A Dúvida É Uma Grande Professora

 

Não é incomum encontrarmos a tradução, no ocidente, de que a primeira nobre verdade diz que “a vida é sofrimento”. Isso não foi exatamente o que Buda quis dizer em sua fala acerca das Quatro Nobres Verdades. A Primeira Nobre Verdade diz respeito à “dukkha”, um termo que significa algo como a insatisfação perante a instabilidade da vida. Se você parar para pensar isso é muito significativo, pois tudo o que encontramos na nossa vida é instabilidade.
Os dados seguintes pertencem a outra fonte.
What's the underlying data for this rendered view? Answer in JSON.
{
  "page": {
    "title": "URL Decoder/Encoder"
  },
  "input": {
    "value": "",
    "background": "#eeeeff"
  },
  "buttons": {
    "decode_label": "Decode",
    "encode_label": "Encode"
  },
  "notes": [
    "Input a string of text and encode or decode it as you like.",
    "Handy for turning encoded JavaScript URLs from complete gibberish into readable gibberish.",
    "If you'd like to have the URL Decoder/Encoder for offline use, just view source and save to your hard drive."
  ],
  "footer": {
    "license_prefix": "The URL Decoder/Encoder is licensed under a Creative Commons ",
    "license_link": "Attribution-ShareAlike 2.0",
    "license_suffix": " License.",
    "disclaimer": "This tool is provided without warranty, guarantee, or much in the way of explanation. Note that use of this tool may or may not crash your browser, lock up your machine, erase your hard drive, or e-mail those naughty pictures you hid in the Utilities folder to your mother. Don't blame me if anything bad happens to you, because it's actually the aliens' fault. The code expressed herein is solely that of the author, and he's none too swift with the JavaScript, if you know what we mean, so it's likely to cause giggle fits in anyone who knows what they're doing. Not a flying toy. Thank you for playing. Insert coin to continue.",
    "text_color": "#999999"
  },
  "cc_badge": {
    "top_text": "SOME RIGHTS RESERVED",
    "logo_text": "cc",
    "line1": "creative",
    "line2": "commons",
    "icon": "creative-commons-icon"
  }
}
Lembro-me da primeira vez que agendei um dokusan (entrevista com o professor) com Monge Genshō, e recordo-me que na hora fiquei muito ansioso com a situação por não saber o que falar naquela oportunidade. Mesmo com minha mente sofrendo com a instabilidade da vida, foi uma conversa muito agradável, a que tive com Genshō Sensei. No zazen, costuma ser a mesma coisa, é muito fácil desejar fazer um “bom” zazen e evitar um “mau” zazen. Mas quando você apenas se senta, confia na postura e começa a prática, é um momento igualmente maravilhoso. Quando abandonamos o apego de estar “correto”, de evitar o erro, damo-nos a oportunidade de entrar em contato com uma professora maravilhosa, que é a dúvida.
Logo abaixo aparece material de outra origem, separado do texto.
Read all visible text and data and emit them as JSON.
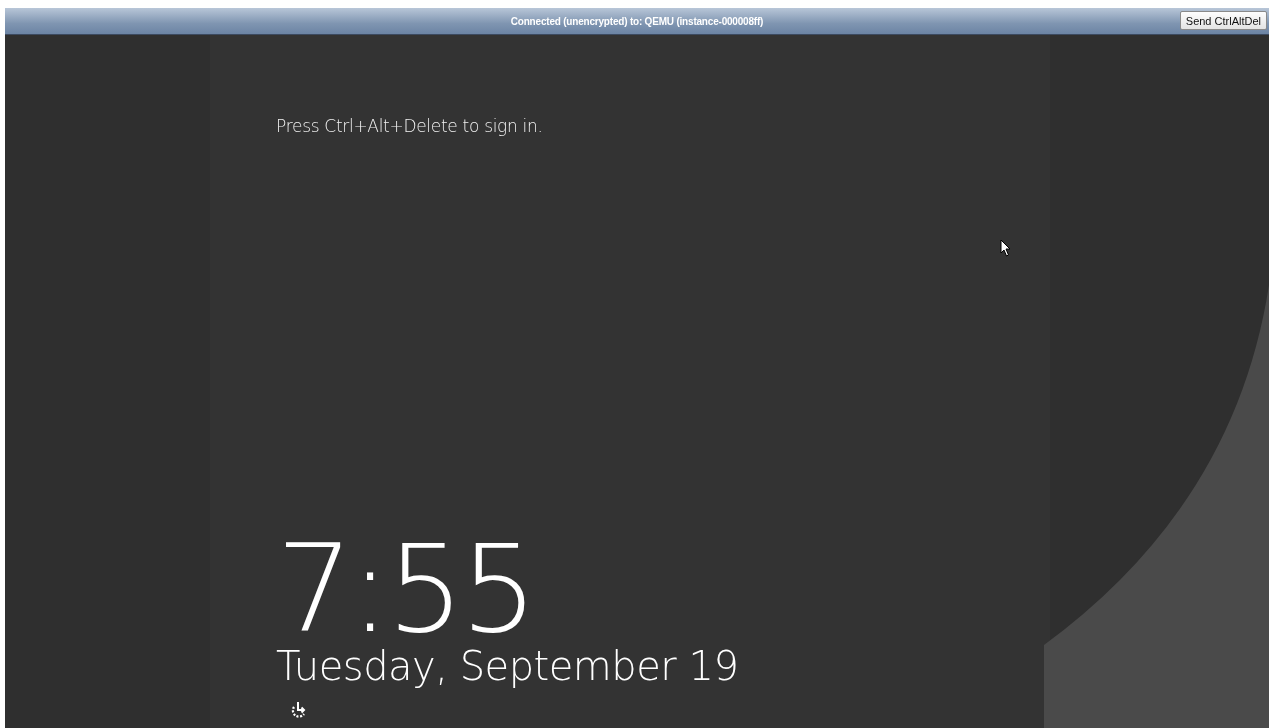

São incontáveis as vezes das quais nossas mentes agem para proteger o “eu” a qualquer custo. Porém, a prática do Dharma pode nos ensinar, a cada momento, que não é preciso temer o “erro” ou querer o “acerto”, o importante é não desperdiçar nenhuma oportunidade de tentar. A natureza instável da vida está além do “certo” ou “errado”. Quando classificamos os momentos nesses dois termos perdemos a chance de aprender com o que a vida nos oferece.
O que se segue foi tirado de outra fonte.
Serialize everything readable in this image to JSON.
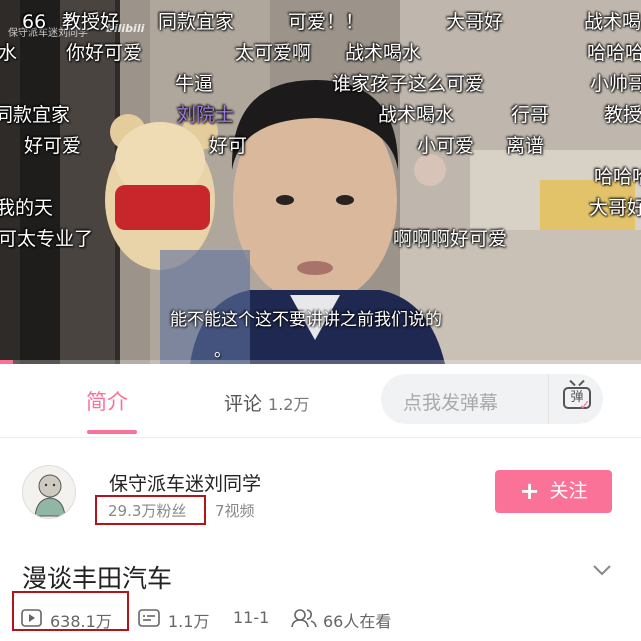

Quando começamos a olhar dessa maneira, abrimos mão do nosso “eu” em nossas decisões e começamos a aprender com a vida, ao invés de tentar domá-la como se fosse uma fera. Se alguém é mal-educado com você, essa é a oportunidade de exercitar a paciência. Sempre que um resultado é diferente do que esperamos existe uma oportunidade de treinarmos nossa reação para não gerar condições de sofrimento.

Se cessamos a guerra com os altos e baixos da vida, então abrimos oportunidades de desenvolver uma mente que aprende e reflete a natureza fundamental da vida.

 

Texto de Renato Oliveira, psicólogo e terapeuta clínico. Praticante na Daissen Ji. Escola Soto Zen.